Un ballet silencieux où l’on passe, s’arrête, puis repart, sans jamais trouver un banc pour se poser, une table pour partager, ou un signe pour dire : ce lieu est aussi à toi.
Et peut-être que c’est là l’histoire : il ne suffit plus de regarder la rivière passer, il faut la faire vivre avec nous.
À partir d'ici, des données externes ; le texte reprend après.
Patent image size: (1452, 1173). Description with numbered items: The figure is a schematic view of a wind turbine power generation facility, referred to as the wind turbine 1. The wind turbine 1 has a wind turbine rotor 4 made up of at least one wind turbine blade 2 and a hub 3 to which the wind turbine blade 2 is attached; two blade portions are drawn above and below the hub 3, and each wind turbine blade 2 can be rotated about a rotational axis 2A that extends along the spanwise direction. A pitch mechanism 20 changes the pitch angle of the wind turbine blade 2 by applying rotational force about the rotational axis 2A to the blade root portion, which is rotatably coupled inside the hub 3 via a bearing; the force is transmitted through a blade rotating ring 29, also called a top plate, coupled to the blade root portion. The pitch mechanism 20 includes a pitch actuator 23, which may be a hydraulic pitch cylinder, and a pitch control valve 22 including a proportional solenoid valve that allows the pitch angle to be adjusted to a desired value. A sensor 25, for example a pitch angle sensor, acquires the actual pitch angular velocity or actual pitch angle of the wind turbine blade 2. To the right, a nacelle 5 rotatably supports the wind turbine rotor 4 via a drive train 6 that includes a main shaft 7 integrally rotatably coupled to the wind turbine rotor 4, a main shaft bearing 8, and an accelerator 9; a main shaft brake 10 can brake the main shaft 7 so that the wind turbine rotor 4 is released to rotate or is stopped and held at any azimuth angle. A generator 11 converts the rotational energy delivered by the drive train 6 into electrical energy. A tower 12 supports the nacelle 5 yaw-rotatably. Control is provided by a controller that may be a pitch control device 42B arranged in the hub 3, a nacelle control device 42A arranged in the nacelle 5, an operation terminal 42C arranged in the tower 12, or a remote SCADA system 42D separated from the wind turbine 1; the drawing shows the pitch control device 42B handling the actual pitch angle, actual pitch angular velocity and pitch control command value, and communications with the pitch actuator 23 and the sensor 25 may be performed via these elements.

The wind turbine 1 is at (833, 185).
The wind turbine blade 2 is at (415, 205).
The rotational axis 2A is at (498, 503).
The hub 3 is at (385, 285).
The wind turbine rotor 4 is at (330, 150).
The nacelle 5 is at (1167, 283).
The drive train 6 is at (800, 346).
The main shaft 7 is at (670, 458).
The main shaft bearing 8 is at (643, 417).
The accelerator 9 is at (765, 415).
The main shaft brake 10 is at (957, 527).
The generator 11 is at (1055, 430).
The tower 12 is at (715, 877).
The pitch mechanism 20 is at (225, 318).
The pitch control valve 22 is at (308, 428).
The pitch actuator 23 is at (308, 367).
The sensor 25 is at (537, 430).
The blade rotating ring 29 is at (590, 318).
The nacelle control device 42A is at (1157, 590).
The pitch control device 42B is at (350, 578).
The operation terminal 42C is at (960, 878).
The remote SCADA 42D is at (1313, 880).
Il faut que chacun apprenne à regarder ce qui respire, à compter ce qui revient, et à protéger ce qui manque : un inventaire citoyen, des sentiers balisés, des tables pour se poser et profiter, des ruchers pédagogiques.
Et pour accueillir ceux qui viennent de plus loin, offrir une zone de stationnement pour camping-cars, et pour les personnes à mobilité réduite, créer un accès facilité pour les accueillir.
Des gestes simples qui, mis bout à bout, changent un paysage. Parce que notre rivière n’est pas qu’un décor, c’est une direction politique, un tournant que nous souhaitons prendre, une manière de dire qu’il ne s’agit pas seulement de s’adapter au climat, mais de choisir, vraiment, de faire de cet endroit un village vivant et vivable pour tous, tout le temps, où l’on se retrouve, où l’on reste, tout au long de l’année.